Com ela concorda uma especialista no assunto, a cirurgiã plástica Ana Helena Patrus, dona da Clínica Santé, destino de nove em dez celebridades que se submetem a operações estéticas, vindas em igual número tanto de uma cidade quanto de outra. "A beleza é um conjunto de coisas; São Paulo pode perder em beleza natural mas ganha em outros pontos."

Há quem filosofe, como Arselino Tatto (PT), presidente da Câmara dos Vereadores. "Para nós, paulistas, a feiúra é um ato", respondeu. "A beleza de São Paulo reside no gosto de ser São Paulo."

Há quem recorra ao esporte, como a apresentadora de TV Astrid Fontenelle, carioca de nascimento, hoje paulistana da gema. "A garota carioca, flamenguista que eu era ficou por lá. Aqui estudei de verdade, li de verdade, fiz amigos de verdade. E virei corintiana naquele 3 x 0 do Romário em cima do Amaral, lembra?"

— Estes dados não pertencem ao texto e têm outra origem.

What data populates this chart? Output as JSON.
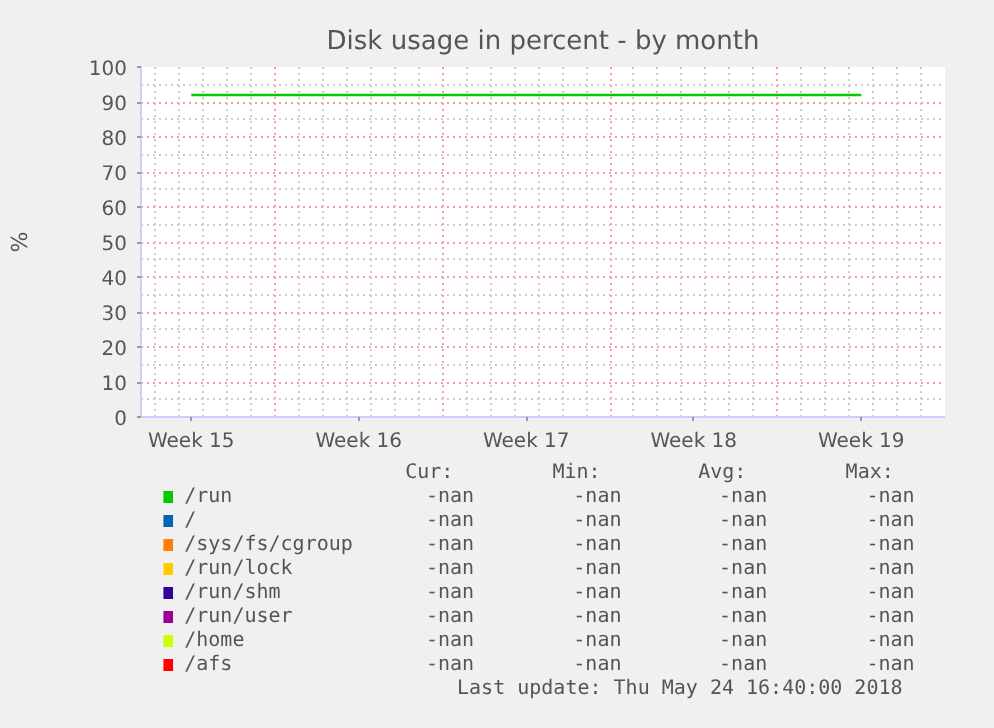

E há quem ironize, caso do jornalista Paulo Henrique Amorim, outro carioca paulistano por adoção. "São Paulo é tão feia quanto a Cameron Diaz: tem nariz feio, boca grande, mas...". E evoca a economia: "Você se lembra do conselho do Deep Throat ao repórter do caso Watergate? "Follow the money" (siga o dinheiro)."

Talvez a melhor frase tenha saído da boca do presidente da Anhembi Turismo e Eventos, Cesar Marcondes, o equivalente paulistano ao secretário da área, depois de ouvir protesto de dezenas de entidades, que fizeram uma moção de desagravo ao prefeito carioca no âmbito da Comissão SP 450 Anos. "Prefiro responder Vinicius com Caetano: "Narciso acha feio o que não é espelho".